The Caterpillar Effect
The Hustler’s Blueprint
What comes to mind when you hear someone reference themselves as a hustler? You assume the person is obviously working toward accomplishing something amazing right?
Keep in mind the next time you hear the phrase “I’m grinding” or “I’m hustling,” don’t bother asking for specifics. Just know the hustler is expecting a major change in their life.
So, as I’m relaxing from my nine to five job, steady focusing on the dynamic of a hustler, I see a butterfly dancing around my patio. I can’t remember the last time I came in contact with a butterfly, especially one this stunning.
Eventually the butterfly parked itself on my patio as though it was perhaps taking a breather or possibly it was curious what I was up to. Who knows?
Maybe five or ten minutes lapsed before it finally flew away. As I watched it take flight I thought about the process it took to get here.
There’s a time in a butterfly’s life when it’s not so pretty. Matter of fact it’s downright ugly as a caterpillar; a slime-textured hairy contrast of what I saw on my patio.
It suddenly occurred to me the caterpillar has the ultimate hustler’s blueprint.
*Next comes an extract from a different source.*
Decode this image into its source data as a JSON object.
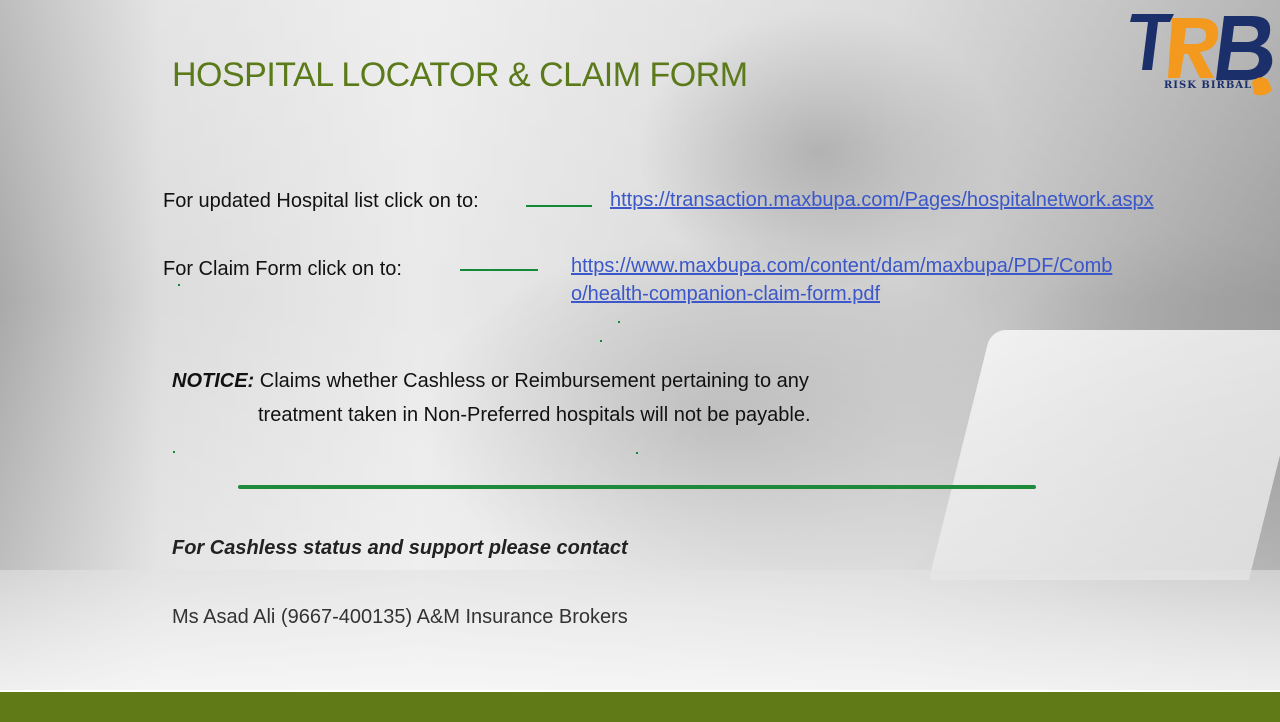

Early on the caterpillar recognizes it has a higher calling and strategically starts preparing to morph into either a butterfly or a moth.
At birth the caterpillar determines whether it has the capacity to be either a moth or a butterfly and begins making preparation to spin it’s covering.
The caterpillar destined to become a butterfly will always develop inside a Chrysalis. Cocoons are usually reserved for the caterpillar whose destiny is to become a moth, which is similar to a butterfly, except it doesn’t have a strong antenna or the vivid color associated with a butterfly.
In preparation for the development process inside the Chrysalis, the caterpillar begins to feed itself with plants, absorbing everything it needs until it’s nice and plump.
After the hunger phase is over, if the caterpillar feels it has whatever it needs to morph, it stops eating and hangs upside down from a branch or sturdy structure where it begins spinning it’s silk covering.
Inside the Chrysalis the metamorphosis gets underway as the caterpillar prepares to release essential body parts (legs, eyes, and wings) that stay dormant inside the caterpillar’s body until it’s ready to change.
The radical transformation soon begins as the caterpillar digests itself with enzymes, dissolving all of it’s tissue except the essential body parts sometimes referred as “imaginal disc’s.”
Subsequently the liquid cells began reconstructing into a completely new body. The caterpillar is gone and the butterfly emerges. How’s that for a hustle?